There are several things wrong with that plan. One, my bathrobe is not exactly street-wear, either. Two, I simply don’t go outside, certainly not into the
world
, although I do flop into the pool from time to time. Three, there isn’t a liquor store owner in the state who would sell me a bottle of wine, and when you consider the morality of your average liquor store owner, that’s going some. I inform Claire of points number one and two.

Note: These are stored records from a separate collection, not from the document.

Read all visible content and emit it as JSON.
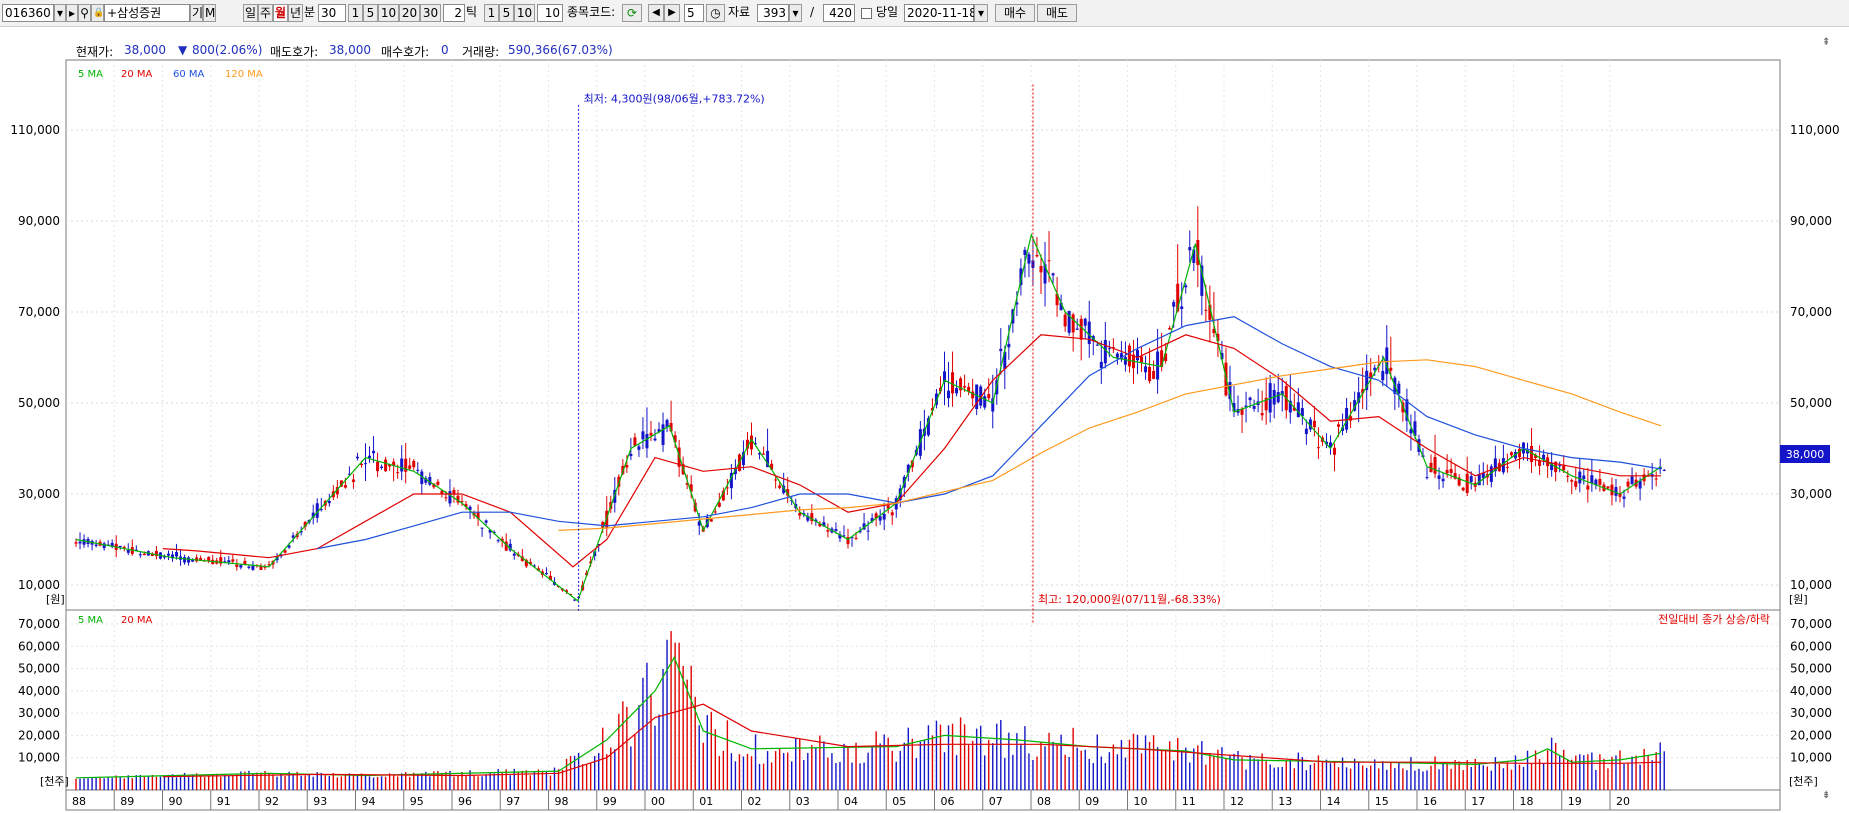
{
  "toolbar": {
    "code": "016360",
    "name": "+삼성증권",
    "ki": "기",
    "m": "M",
    "periods": [
      "일",
      "주",
      "월",
      "년"
    ],
    "active_period": "월",
    "min_label": "분",
    "min_value": "30",
    "min_presets": [
      "1",
      "5",
      "10",
      "20",
      "30"
    ],
    "tick_value": "2",
    "tick_label": "틱",
    "tick_presets": [
      "1",
      "5",
      "10"
    ],
    "tick_count": "10",
    "stock_code_label": "종목코드:",
    "step_value": "5",
    "data_label": "자료",
    "data_count": "393",
    "slash": "/",
    "data_total": "420",
    "today_label": "당일",
    "date": "2020-11-18",
    "buy_label": "매수",
    "sell_label": "매도"
  },
  "info": {
    "price_label": "현재가:",
    "price": "38,000",
    "change": "800(2.06%)",
    "ask_label": "매도호가:",
    "ask": "38,000",
    "bid_label": "매수호가:",
    "bid": "0",
    "volume_label": "거래량:",
    "volume": "590,366(67.03%)"
  },
  "price_legend": [
    "5 MA",
    "20 MA",
    "60 MA",
    "120 MA"
  ],
  "volume_legend": [
    "5 MA",
    "20 MA"
  ],
  "annotations": {
    "low": "최저: 4,300원(98/06월,+783.72%)",
    "high": "최고: 120,000원(07/11월,-68.33%)"
  },
  "price_unit": "[원]",
  "volume_unit": "[천주]",
  "volume_note": "전일대비 종가 상승/하락",
  "current_price_tag": "38,000",
  "colors": {
    "up": "#e00000",
    "down": "#1414c8",
    "ma5": "#00b400",
    "ma20": "#e00000",
    "ma60": "#1e50dc",
    "ma120": "#ff9a1e"
  },
  "chart_data": [
    {
      "type": "candlestick",
      "title": "",
      "x_ticks": [
        "88",
        "89",
        "90",
        "91",
        "92",
        "93",
        "94",
        "95",
        "96",
        "97",
        "98",
        "99",
        "00",
        "01",
        "02",
        "03",
        "04",
        "05",
        "06",
        "07",
        "08",
        "09",
        "10",
        "11",
        "12",
        "13",
        "14",
        "15",
        "16",
        "17",
        "18",
        "19",
        "20"
      ],
      "y_ticks": [
        "10,000",
        "30,000",
        "50,000",
        "70,000",
        "90,000",
        "110,000"
      ],
      "ylim": [
        5000,
        121000
      ],
      "series": [
        {
          "name": "5 MA",
          "x": [
            1988,
            1990,
            1992,
            1994,
            1995,
            1996,
            1997,
            1998.4,
            1999.5,
            2000.3,
            2001,
            2002,
            2003,
            2004,
            2005,
            2006,
            2007,
            2007.8,
            2008.5,
            2009.5,
            2010.5,
            2011.2,
            2012,
            2013,
            2014,
            2015.1,
            2016,
            2017,
            2018,
            2019,
            2020,
            2020.85
          ],
          "y": [
            20000,
            16000,
            14000,
            38000,
            35000,
            28000,
            18000,
            6500,
            40000,
            45000,
            22000,
            42000,
            26000,
            20000,
            28000,
            55000,
            50000,
            87000,
            70000,
            60000,
            58000,
            85000,
            48000,
            52000,
            40000,
            60000,
            36000,
            32000,
            40000,
            34000,
            30000,
            36000
          ]
        },
        {
          "name": "20 MA",
          "x": [
            1989.8,
            1990.5,
            1992,
            1993,
            1994,
            1995,
            1996,
            1997,
            1998.3,
            1999,
            2000,
            2001,
            2002,
            2003,
            2004,
            2005,
            2006,
            2007,
            2008,
            2009,
            2010,
            2011,
            2012,
            2013,
            2014,
            2015,
            2016,
            2017,
            2018,
            2019,
            2020,
            2020.85
          ],
          "y": [
            18000,
            17500,
            16000,
            18000,
            24000,
            30000,
            30000,
            26000,
            14000,
            20000,
            38000,
            35000,
            36000,
            32000,
            26000,
            28000,
            40000,
            55000,
            65000,
            64000,
            60000,
            65000,
            62000,
            55000,
            46000,
            47000,
            40000,
            34000,
            38000,
            36000,
            34000,
            34000
          ]
        },
        {
          "name": "60 MA",
          "x": [
            1993,
            1994,
            1995,
            1996,
            1997,
            1998,
            1999,
            2000,
            2001,
            2002,
            2003,
            2004,
            2005,
            2006,
            2007,
            2008,
            2009,
            2010,
            2011,
            2012,
            2013,
            2014,
            2015,
            2016,
            2017,
            2018,
            2019,
            2020,
            2020.85
          ],
          "y": [
            18000,
            20000,
            23000,
            26000,
            26000,
            24000,
            23000,
            24000,
            25000,
            27000,
            30000,
            30000,
            28000,
            30000,
            34000,
            45000,
            56000,
            62000,
            67000,
            69000,
            63000,
            58000,
            55000,
            47000,
            43000,
            40000,
            38000,
            37000,
            35500
          ]
        },
        {
          "name": "120 MA",
          "x": [
            1998,
            1999,
            2000,
            2001,
            2002,
            2003,
            2004,
            2005,
            2006,
            2007,
            2008,
            2009,
            2010,
            2011,
            2012,
            2013,
            2014,
            2015,
            2016,
            2017,
            2018,
            2019,
            2020,
            2020.85
          ],
          "y": [
            22000,
            22500,
            23500,
            24500,
            25500,
            26500,
            27000,
            28000,
            30500,
            33000,
            39000,
            44500,
            48000,
            52000,
            54000,
            56000,
            57500,
            59000,
            59500,
            58000,
            55000,
            52000,
            48000,
            45000
          ]
        }
      ],
      "annotations": [
        {
          "text": "최저: 4,300원(98/06월,+783.72%)",
          "x": "1998-06",
          "y": 4300
        },
        {
          "text": "최고: 120,000원(07/11월,-68.33%)",
          "x": "2007-11",
          "y": 120000
        }
      ]
    },
    {
      "type": "bar",
      "title": "",
      "y_ticks": [
        "10,000",
        "20,000",
        "30,000",
        "40,000",
        "50,000",
        "60,000",
        "70,000"
      ],
      "ylim": [
        0,
        75000
      ],
      "series": [
        {
          "name": "5 MA",
          "x": [
            1988,
            1992,
            1994,
            1998,
            1999,
            2000,
            2000.4,
            2001,
            2002,
            2005,
            2006,
            2007.5,
            2009,
            2011,
            2012,
            2015,
            2017,
            2018,
            2018.5,
            2019,
            2020,
            2020.85
          ],
          "y": [
            1000,
            3000,
            2000,
            4000,
            18000,
            40000,
            55000,
            22000,
            14000,
            15000,
            20000,
            18000,
            15000,
            13000,
            9000,
            8000,
            7000,
            9000,
            14000,
            8000,
            9000,
            12000
          ]
        },
        {
          "name": "20 MA",
          "x": [
            1989.8,
            1993,
            1996,
            1998,
            1999,
            2000,
            2001,
            2002,
            2004,
            2006,
            2008,
            2010,
            2012,
            2014,
            2016,
            2018,
            2020,
            2020.85
          ],
          "y": [
            1500,
            2500,
            2000,
            3000,
            10000,
            28000,
            34000,
            22000,
            15000,
            16000,
            16000,
            14000,
            11000,
            8000,
            8000,
            7500,
            7500,
            8000
          ]
        }
      ]
    }
  ]
}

“Well, okay. Just wait till I finish this.”

Hot-diggity-dog.

So I join Claire on the sofa to watch television while she eats. Actually, her spaghetti looks pretty good. I think I’ll trundle on down the hallway here, bearing by the Pleiades. Look, there’s the album
Grin
, my erstwhile masterwork, a mere fribble in comparison to the Whale Music, but all right in its way. And here’s a single, what is it, oh, “Kiss Me, Karen”, that famous
song that got everyone in the United States laid except me. You people have a lot to thank me for. When you were thirteen and getting either (a) tiny tumescent bulges or (b) budding breasts pressed into you, I bet you never even gave a thought to the pudgy seventeen-year-old who wrote the song you were dancing to. Did you know that he existed in shadowed hotel rooms? Did you know that he was already baffled and perplexed? Nothing like I am now, of course. For instance, here I am in the gold and platinum hallway, and I have no idea why. I’m pointed in this direction, so let me bravely barge on ahead. Aha! The kitchen! I must have been hungry (that’s an easy bet) so I grab a box of jelly-filleds. Now what? Listen. A faint sound. People talking with music in the background. You know what that is, don’t you? Television. If you start to talk and you hear music in the background, you’re likely on television. The television is in the living room, unless I redecorated—one time I tossed the machine into the pool—so it’s back down the gold and platinum hallway and … ah! The alien Claire. Freckled nose and breasts. She reminds me of the roller-coaster on Coney Island. I sit down beside her and aim my eyes at the television, eager to discover what is going on out there in the real world.